Doğal desenler, aşırı hassasiyeti olan kişiler için görsel rahatsızlığı en aza indirebilir. Buna karşılık, genellikle modern yapay dünyada bulunan mozaik formlar, çubuklar, çizgiler ve delikli malzemeler otizmli kişilerde görsel strese neden olabilir. Bu tekrarlayan desenler, bakıldığında hareket ediyor veya parıldıyor gibi görünebilir.
Görsel karmaşa otizmli bireyler için dikkat dağıtıcı olabilir. Ahşap, taş ve doğal kumaşlar gibi doğal malzemeler, daha az görsel karmaşaya sahip olma eğiliminde olduklarından otizm dostu bir tasarım için tercih edilir. Aynı kural renk seçimi için de geçerlidir; doğal ve toprak tonları (kahverengiler, yeşiller ve maviler gibi) tercih edilir.
3. Doğal alanlar
Yapılı çevreler, doğada bulunanlara benzer deneyimler yaratacak şekilde tasarlanabilir. Bu, doğada karşılaşılan aktif oyun, geçiş alanları, sığınak ve mekânsal organizasyon potansiyelinin yansıtılması anlamına gelmektedir.
Bazı otizmli çocuklar zıplama, koşma, sallanma, kayma ve tırmanma gibi çeşitli duyusal unsurları içeren daha aktif oyunları tercih eder.

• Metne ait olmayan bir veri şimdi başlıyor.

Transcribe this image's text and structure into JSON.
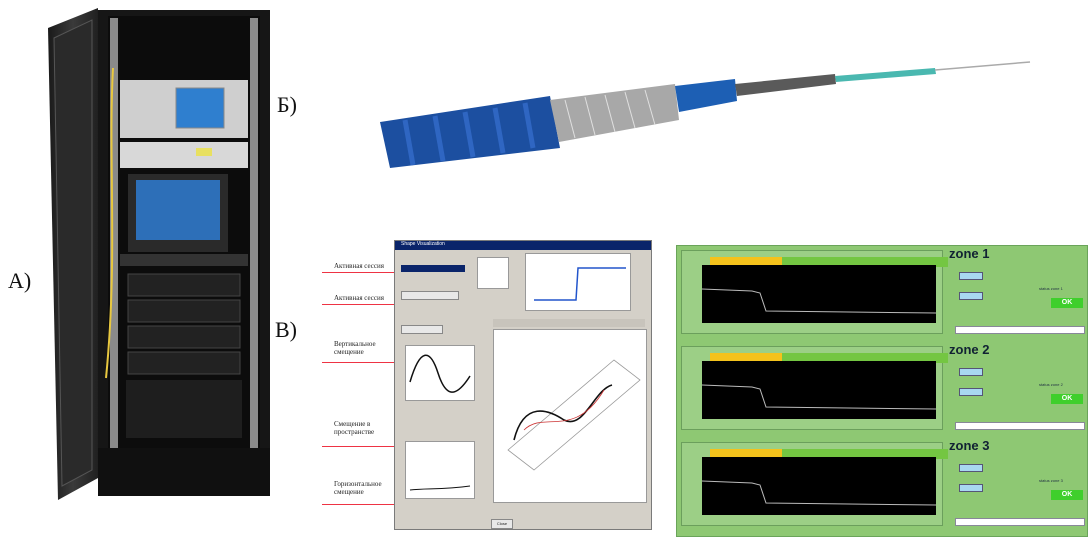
{
  "labels": {
    "a": "А)",
    "b": "Б)",
    "v": "В)"
  },
  "software": {
    "window_title": "Shape Visualization",
    "callouts": [
      "Активная сессия",
      "Активная сессия",
      "Вертикальное смещение",
      "Смещение в пространстве",
      "Горизонтальное смещение"
    ],
    "button_label": "Close"
  },
  "zones": [
    {
      "title": "zone 1",
      "status": "status zone 1",
      "ok": "OK"
    },
    {
      "title": "zone 2",
      "status": "status zone 2",
      "ok": "OK"
    },
    {
      "title": "zone 3",
      "status": "status zone 3",
      "ok": "OK"
    }
  ],
  "colors": {
    "zone_bg": "#8ec873",
    "ok_green": "#3fcf2c",
    "warn_yellow": "#f4c21c",
    "cable_blue": "#1c4fa0"
  }
}
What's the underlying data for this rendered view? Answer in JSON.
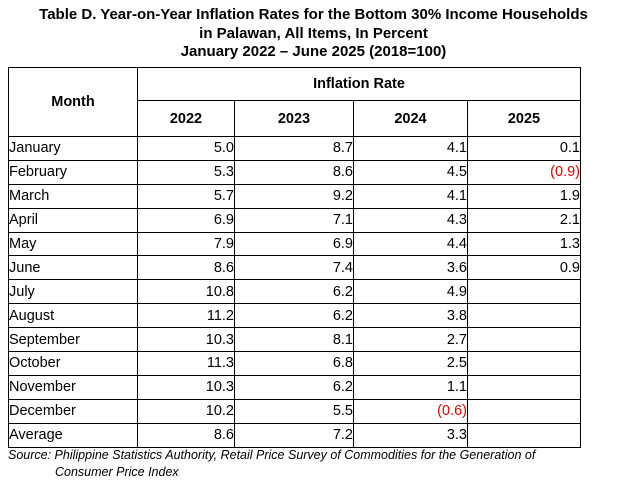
{
  "title": {
    "line1": "Table D. Year-on-Year Inflation Rates for the Bottom 30% Income Households",
    "line2": "in Palawan, All Items, In Percent",
    "line3": "January 2022 – June 2025 (2018=100)"
  },
  "table": {
    "month_header": "Month",
    "group_header": "Inflation Rate",
    "years": [
      "2022",
      "2023",
      "2024",
      "2025"
    ],
    "rows": [
      {
        "month": "January",
        "values": [
          "5.0",
          "8.7",
          "4.1",
          "0.1"
        ]
      },
      {
        "month": "February",
        "values": [
          "5.3",
          "8.6",
          "4.5",
          "(0.9)"
        ]
      },
      {
        "month": "March",
        "values": [
          "5.7",
          "9.2",
          "4.1",
          "1.9"
        ]
      },
      {
        "month": "April",
        "values": [
          "6.9",
          "7.1",
          "4.3",
          "2.1"
        ]
      },
      {
        "month": "May",
        "values": [
          "7.9",
          "6.9",
          "4.4",
          "1.3"
        ]
      },
      {
        "month": "June",
        "values": [
          "8.6",
          "7.4",
          "3.6",
          "0.9"
        ]
      },
      {
        "month": "July",
        "values": [
          "10.8",
          "6.2",
          "4.9",
          ""
        ]
      },
      {
        "month": "August",
        "values": [
          "11.2",
          "6.2",
          "3.8",
          ""
        ]
      },
      {
        "month": "September",
        "values": [
          "10.3",
          "8.1",
          "2.7",
          ""
        ]
      },
      {
        "month": "October",
        "values": [
          "11.3",
          "6.8",
          "2.5",
          ""
        ]
      },
      {
        "month": "November",
        "values": [
          "10.3",
          "6.2",
          "1.1",
          ""
        ]
      },
      {
        "month": "December",
        "values": [
          "10.2",
          "5.5",
          "(0.6)",
          ""
        ]
      },
      {
        "month": "Average",
        "values": [
          "8.6",
          "7.2",
          "3.3",
          ""
        ]
      }
    ],
    "negative_color": "#e00000"
  },
  "source": {
    "line1": "Source: Philippine Statistics Authority, Retail Price Survey of Commodities for the Generation of",
    "line2": "Consumer Price Index"
  }
}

Açık alan genel olarak, canları istediğinde özgürce hareket etme veya kıpırdanma olanağı sağlar. Açık alanların yapılandırılmamış doğası ve daha az sosyal beklenti, çocukların enerji ve gerginliklerini atmalarına olanak tanır.
Otizmli bireyler, farklı duyusal deneyimlere sahip alanlar arasındaki hareketlerini düzenlemek için fırsatlara ihtiyaç duyarlar. Fuaye veya antre gibi geçiş alanları, aşırı duyusal yüklenmeyi önlemeye yardımcı olabilir ve duyusal bilgilerin işlenmesini ve entegrasyonunu destekleyebilir.
Organik ve akıcı formların ve kavisli duvarların veya köşelerin kullanılması bir yerden diğerine geçişi iyileştirmeye yardımcı olur. Yumuşak köşeler aynı zamanda yaklaşan alanın ön izlemesini de sağlar. Bu, yabancı bir yere girme veya beklenmedik bir şekilde başkalarıyla yüz yüze gelme konusundaki endişeyi azaltmaya yardımcı olabilir.
Son olarak, nöro-çeşitli kişiler inziva alanlarından faydalanır. Küçük alanlar, köşeler, küçük teraslar ve ana alanların yanındaki sakin odalar otistik çocukların daha sakin ve rahat hissetmelerine yardımcı olabilir.
Nöro-çeşitli kişilerle yapıların birlikte tasarlanması
Nöro- çeştili ziyaretçilere daha uygun yapılı çevreler yaratma konusunda hala öğrenecek çok şeyimiz var.
Bu tür tasarımlar, nöroçeşitlilik hassasiyeti olan kişilerin tasarım sürecine dahil edilmesinden fayda sağlayacaktır. Tüm insanlar, kullanabilecekleri ve iyi işlev görebilecekleri ortamlara sahip olma hakkına sahiptir.